Growing up with hurricanes
When I was a middle school kid in 1992, I was obsessed with all things weather. I lived in Uptown New Orleans near the end of the St. Charles street car line. So when Hurricane Andrew struck Florida, entered the Gulf and aimed itself towards New Orleans, I convinced my family to drive as far away from the city as possible. They concurred. It was the power of the storm and the impact on people’s lives that struck me the most. And I knew I would study the weather and climate for the rest of my life.
Andrew wasn’t the big one. Not even close. The thermocline, an ocean layer in which warm water rapidly transitions to cold water, was too shallow. As Andrew came closer to the coast, the churning up of the upper ocean water layers brought up the cooler water from just below the surface and lowered the amount of warm water that fuels a hurricane.
But all of us residents knew the big one was coming. So every summer we waited and watched. We saw reinforcements made to the canals and bayous and the drainage systems. And we cruised by flood walls and locking gates and crossed over the various channels that led to Lake Pontchartrain.
Katrina strikes
I was in North Carolina during Katrina, a PhD student in climate science at NC State. When the hurricane aimed at Florida I got a phone call from my cousin in Miami. I told her to prepare for it, but that it wouldn’t be so bad. Miami and Ft. Lauderdale saw some damage, but it was only the beginning.
As Katrina entered the Gulf of Mexico, it was projected to hit somewhere along the Gulf Coast. As it got closer to the coast I called my friends in New Orleans but got no answer. I hoped that they were evacuating. My family had moved away a few years before. I watched in awe as the storm strengthened rapidly. After landfall on the morning of August 29 there was damage, but the city had been spared the worst. And then the levees broke and I watched the neighborhoods where my friends lived consumed by the water.

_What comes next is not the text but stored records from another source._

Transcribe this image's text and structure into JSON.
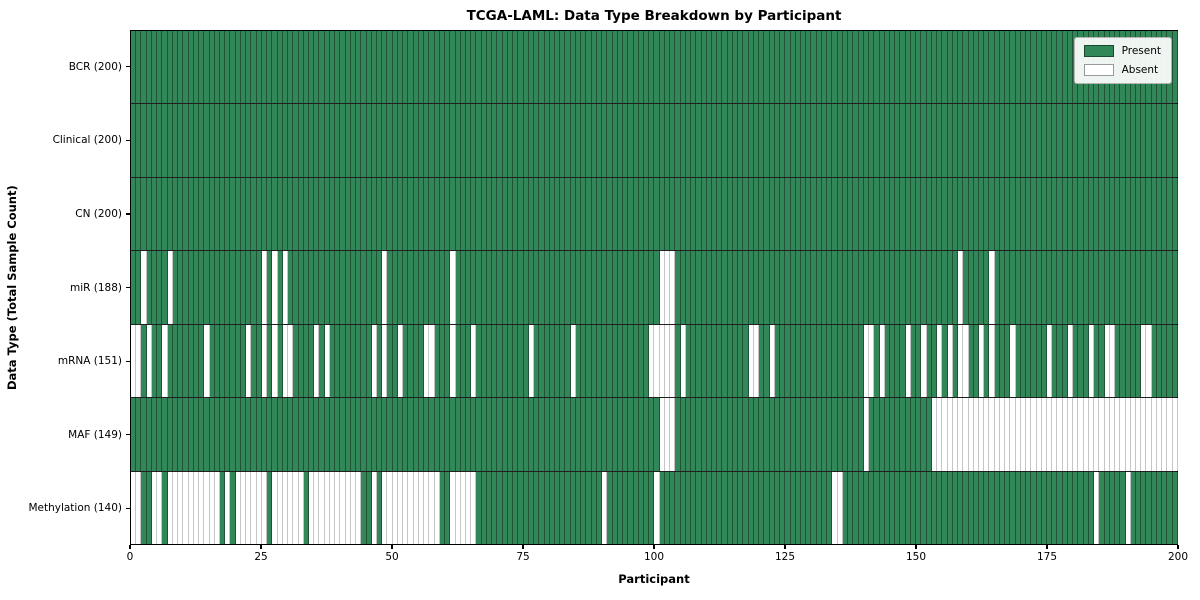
{
  "title": "TCGA-LAML: Data Type Breakdown by Participant",
  "xlabel": "Participant",
  "ylabel": "Data Type (Total Sample Count)",
  "legend": {
    "present_label": "Present",
    "absent_label": "Absent"
  },
  "colors": {
    "present": "#318757",
    "absent": "#ffffff",
    "grid_on_present": "rgba(0,0,0,0.38)",
    "grid_on_absent": "#c6c6c6",
    "row_divider": "#1f1f1f",
    "spine": "#000000"
  },
  "chart_data": {
    "type": "heatmap",
    "title": "TCGA-LAML: Data Type Breakdown by Participant",
    "xlabel": "Participant",
    "ylabel": "Data Type (Total Sample Count)",
    "legend_entries": [
      "Present",
      "Absent"
    ],
    "legend_position": "upper right",
    "x_range": [
      0,
      200
    ],
    "n_participants": 200,
    "x_ticks": [
      0,
      25,
      50,
      75,
      100,
      125,
      150,
      175,
      200
    ],
    "value_encoding": {
      "present": 1,
      "absent": 0
    },
    "rows": [
      {
        "label": "BCR (200)",
        "data_type": "BCR",
        "present_count": 200,
        "absent_participants": []
      },
      {
        "label": "Clinical (200)",
        "data_type": "Clinical",
        "present_count": 200,
        "absent_participants": []
      },
      {
        "label": "CN (200)",
        "data_type": "CN",
        "present_count": 200,
        "absent_participants": []
      },
      {
        "label": "miR (188)",
        "data_type": "miR",
        "present_count": 188,
        "absent_participants": [
          2,
          7,
          25,
          27,
          29,
          48,
          61,
          101,
          102,
          103,
          158,
          164
        ]
      },
      {
        "label": "mRNA (151)",
        "data_type": "mRNA",
        "present_count": 151,
        "absent_participants": [
          0,
          1,
          3,
          6,
          14,
          22,
          25,
          27,
          29,
          30,
          35,
          37,
          46,
          48,
          51,
          56,
          57,
          61,
          65,
          76,
          84,
          99,
          100,
          101,
          102,
          103,
          105,
          118,
          119,
          122,
          140,
          141,
          143,
          148,
          151,
          154,
          156,
          158,
          159,
          162,
          164,
          168,
          175,
          179,
          183,
          186,
          187,
          193,
          194
        ]
      },
      {
        "label": "MAF (149)",
        "data_type": "MAF",
        "present_count": 149,
        "absent_participants": [
          101,
          102,
          103,
          140,
          153,
          154,
          155,
          156,
          157,
          158,
          159,
          160,
          161,
          162,
          163,
          164,
          165,
          166,
          167,
          168,
          169,
          170,
          171,
          172,
          173,
          174,
          175,
          176,
          177,
          178,
          179,
          180,
          181,
          182,
          183,
          184,
          185,
          186,
          187,
          188,
          189,
          190,
          191,
          192,
          193,
          194,
          195,
          196,
          197,
          198,
          199
        ]
      },
      {
        "label": "Methylation (140)",
        "data_type": "Methylation",
        "present_count": 140,
        "absent_participants": [
          0,
          1,
          4,
          5,
          7,
          8,
          9,
          10,
          11,
          12,
          13,
          14,
          15,
          16,
          18,
          20,
          21,
          22,
          23,
          24,
          25,
          27,
          28,
          29,
          30,
          31,
          32,
          34,
          35,
          36,
          37,
          38,
          39,
          40,
          41,
          42,
          43,
          46,
          48,
          49,
          50,
          51,
          52,
          53,
          54,
          55,
          56,
          57,
          58,
          61,
          62,
          63,
          64,
          65,
          90,
          100,
          134,
          135,
          184,
          190
        ]
      }
    ]
  }
}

It had happened. The worst case scenario. The monster storm had flooded the city.
Return after Katrina
I did not return to New Orleans until 2013. It was a different city. Some landmarks from my childhood were lost forever. The neighborhoods were pockmarked by missing houses and lingering wreckage. My old house survived the brunt of the flood since it was on relatively higher ground than the majority of the city. But there were scars: the magnolia tree my brother used to climb as a kid was gone, as were most of the original trees and wooden fences.

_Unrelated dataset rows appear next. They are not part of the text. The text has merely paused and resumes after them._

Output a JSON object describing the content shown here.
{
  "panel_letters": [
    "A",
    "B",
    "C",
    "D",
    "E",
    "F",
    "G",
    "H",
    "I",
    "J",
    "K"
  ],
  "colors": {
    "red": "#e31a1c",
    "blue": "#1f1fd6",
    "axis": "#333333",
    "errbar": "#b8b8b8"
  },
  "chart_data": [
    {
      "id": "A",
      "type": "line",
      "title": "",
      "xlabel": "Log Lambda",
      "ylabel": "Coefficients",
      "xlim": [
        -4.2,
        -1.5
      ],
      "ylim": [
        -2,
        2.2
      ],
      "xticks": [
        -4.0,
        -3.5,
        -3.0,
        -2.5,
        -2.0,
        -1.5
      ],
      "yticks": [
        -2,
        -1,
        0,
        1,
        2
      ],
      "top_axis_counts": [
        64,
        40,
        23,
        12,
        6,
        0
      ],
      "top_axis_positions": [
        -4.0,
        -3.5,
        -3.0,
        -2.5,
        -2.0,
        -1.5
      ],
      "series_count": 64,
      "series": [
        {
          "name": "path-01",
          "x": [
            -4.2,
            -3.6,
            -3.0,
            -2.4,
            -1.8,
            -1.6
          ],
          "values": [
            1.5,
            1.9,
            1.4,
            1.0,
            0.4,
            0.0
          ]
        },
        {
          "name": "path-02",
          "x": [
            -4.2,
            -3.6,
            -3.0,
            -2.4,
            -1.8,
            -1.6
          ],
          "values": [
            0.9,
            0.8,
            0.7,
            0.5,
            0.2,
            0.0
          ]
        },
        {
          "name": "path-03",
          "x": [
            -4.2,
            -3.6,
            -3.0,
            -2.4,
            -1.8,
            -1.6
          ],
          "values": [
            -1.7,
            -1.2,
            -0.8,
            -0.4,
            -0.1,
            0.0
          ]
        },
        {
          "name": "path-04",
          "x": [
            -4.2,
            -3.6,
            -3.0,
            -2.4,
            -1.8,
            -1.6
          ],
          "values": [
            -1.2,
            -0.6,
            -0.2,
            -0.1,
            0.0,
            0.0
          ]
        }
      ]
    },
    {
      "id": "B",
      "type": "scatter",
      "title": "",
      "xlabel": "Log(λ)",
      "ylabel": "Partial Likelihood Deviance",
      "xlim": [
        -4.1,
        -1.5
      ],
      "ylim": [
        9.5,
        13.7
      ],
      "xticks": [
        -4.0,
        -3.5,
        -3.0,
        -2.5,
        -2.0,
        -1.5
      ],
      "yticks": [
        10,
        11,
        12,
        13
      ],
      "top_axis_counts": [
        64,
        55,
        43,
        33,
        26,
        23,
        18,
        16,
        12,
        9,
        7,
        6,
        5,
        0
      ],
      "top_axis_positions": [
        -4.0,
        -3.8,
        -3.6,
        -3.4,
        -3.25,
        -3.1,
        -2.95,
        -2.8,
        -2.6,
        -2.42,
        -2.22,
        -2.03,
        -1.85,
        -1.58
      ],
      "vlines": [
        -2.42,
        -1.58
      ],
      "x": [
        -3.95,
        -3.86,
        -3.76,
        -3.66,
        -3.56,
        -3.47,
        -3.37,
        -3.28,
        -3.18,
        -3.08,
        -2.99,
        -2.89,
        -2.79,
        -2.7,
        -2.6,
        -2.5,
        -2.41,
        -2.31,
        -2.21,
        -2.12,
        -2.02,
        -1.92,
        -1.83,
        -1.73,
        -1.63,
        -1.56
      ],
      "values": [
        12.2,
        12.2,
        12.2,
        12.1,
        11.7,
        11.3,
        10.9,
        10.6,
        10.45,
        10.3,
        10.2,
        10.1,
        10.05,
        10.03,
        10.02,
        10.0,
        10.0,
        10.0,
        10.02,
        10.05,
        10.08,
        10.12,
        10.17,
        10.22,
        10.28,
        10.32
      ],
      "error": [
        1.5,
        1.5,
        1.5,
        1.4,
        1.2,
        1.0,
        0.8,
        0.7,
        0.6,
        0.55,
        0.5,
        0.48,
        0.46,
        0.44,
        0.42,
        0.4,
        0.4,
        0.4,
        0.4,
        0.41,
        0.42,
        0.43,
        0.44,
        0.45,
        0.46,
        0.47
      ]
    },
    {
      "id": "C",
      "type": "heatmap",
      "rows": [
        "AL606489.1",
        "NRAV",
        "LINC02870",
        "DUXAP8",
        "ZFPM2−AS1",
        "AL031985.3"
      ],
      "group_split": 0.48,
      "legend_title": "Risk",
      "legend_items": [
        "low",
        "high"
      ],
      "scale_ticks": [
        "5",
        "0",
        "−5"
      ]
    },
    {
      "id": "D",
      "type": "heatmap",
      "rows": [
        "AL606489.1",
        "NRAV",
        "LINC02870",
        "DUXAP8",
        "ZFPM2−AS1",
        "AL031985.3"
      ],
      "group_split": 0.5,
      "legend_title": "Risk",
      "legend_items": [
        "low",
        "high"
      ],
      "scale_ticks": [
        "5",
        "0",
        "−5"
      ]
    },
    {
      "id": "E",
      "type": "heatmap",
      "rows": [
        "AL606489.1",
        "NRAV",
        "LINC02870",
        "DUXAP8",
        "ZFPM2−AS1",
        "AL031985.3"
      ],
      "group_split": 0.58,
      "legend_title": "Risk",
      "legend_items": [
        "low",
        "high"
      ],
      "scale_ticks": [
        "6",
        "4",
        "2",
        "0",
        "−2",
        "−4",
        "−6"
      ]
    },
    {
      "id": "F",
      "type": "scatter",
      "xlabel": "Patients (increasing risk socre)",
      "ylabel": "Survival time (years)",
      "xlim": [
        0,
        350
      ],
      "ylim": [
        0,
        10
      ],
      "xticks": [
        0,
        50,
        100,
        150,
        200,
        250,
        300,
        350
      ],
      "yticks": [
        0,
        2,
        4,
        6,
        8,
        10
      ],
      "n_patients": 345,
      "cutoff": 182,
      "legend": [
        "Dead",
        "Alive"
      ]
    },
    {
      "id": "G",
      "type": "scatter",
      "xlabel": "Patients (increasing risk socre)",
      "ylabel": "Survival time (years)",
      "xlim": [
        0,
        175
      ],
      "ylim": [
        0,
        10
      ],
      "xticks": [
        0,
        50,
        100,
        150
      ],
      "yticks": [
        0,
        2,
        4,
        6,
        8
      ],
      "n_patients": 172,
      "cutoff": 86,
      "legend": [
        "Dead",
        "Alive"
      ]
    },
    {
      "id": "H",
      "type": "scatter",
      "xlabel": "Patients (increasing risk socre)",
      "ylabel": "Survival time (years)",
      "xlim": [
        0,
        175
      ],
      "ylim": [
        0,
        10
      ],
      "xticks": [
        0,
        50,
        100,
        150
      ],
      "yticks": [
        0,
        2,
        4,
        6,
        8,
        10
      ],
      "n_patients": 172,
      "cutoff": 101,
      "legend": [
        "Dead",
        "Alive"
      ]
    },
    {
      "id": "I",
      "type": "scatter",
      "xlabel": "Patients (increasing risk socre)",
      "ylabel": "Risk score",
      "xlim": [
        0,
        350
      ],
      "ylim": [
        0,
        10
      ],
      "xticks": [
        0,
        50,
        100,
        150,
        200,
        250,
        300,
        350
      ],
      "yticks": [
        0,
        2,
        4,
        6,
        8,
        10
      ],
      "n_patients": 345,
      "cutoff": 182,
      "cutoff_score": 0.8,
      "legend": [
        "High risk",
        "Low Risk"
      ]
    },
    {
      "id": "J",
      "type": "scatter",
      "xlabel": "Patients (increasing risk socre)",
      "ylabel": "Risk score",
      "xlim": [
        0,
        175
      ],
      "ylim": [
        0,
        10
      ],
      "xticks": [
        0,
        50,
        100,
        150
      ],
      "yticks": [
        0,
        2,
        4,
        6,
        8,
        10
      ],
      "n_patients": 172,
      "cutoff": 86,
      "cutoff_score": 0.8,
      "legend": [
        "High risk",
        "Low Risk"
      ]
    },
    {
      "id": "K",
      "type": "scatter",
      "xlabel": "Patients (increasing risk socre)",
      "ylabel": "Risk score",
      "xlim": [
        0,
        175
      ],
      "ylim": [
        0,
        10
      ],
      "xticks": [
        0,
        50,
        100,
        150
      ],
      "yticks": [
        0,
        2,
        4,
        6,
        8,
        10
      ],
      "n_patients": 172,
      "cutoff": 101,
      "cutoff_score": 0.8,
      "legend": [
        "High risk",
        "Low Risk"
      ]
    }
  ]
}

Downtown, the places I knew, like Charity Hospital, remained closed. One of my favorite restaurants on Roadway St. by the lake was also gone. All of those buildings were gone, swallowed by Lake Pontchartrain.
New Orleans is a sinking town. Most areas are well below sea level. You can see the barges crossing the Mississippi several feet higher than street level. The highest elevation in the city are the levees on the lake and river shores, acting like fortifications for a city surrounded by water. This is why the waters from the breaking flood walls turned the city into a bathtub.
Katrina’s legacy
Can we expect a hurricane like Katrina to strike the U.S. again? Yes. And even weaker hurricanes and extra-tropical systems could have more serious impacts due to sea level rise. We learned that with Sandy. We are heading into a world with warmer waters and stronger hurricanes. My early interest in weather informed my study and career in climate science and extreme events. The key now is to be better prepared than before and to support frontline communities.
South Louisiana’s strong research universities and community-based groups are working on this. University of New Orleans, a next door neighbor to my high school, Benjamin Franklin, has the Center for Hazards Assessment, Response & Technology (UNO-CHART). UNO-CHART works with communities to develop best practices for reducing risks. UNO’s Katrina@10 programming has highlighted successes and remaining needs in preparedness and recovery. Tulane, where my father went to graduate school, and LSU, where he was an Assistant Professor at the LSU Medical Center while I was growing up, have the Institute on Water Resources Law and Policy and Resiliency Assistance Program, respectively. And local groups are coming together, under the banner Gulf South Rising to resist continuing unfair impacts from extreme weather. We’ll likely need more federal investments to better prepare our coasts, which supply so much economic activity with the seafood industry and port trade, as well as to protect the culture and people I love.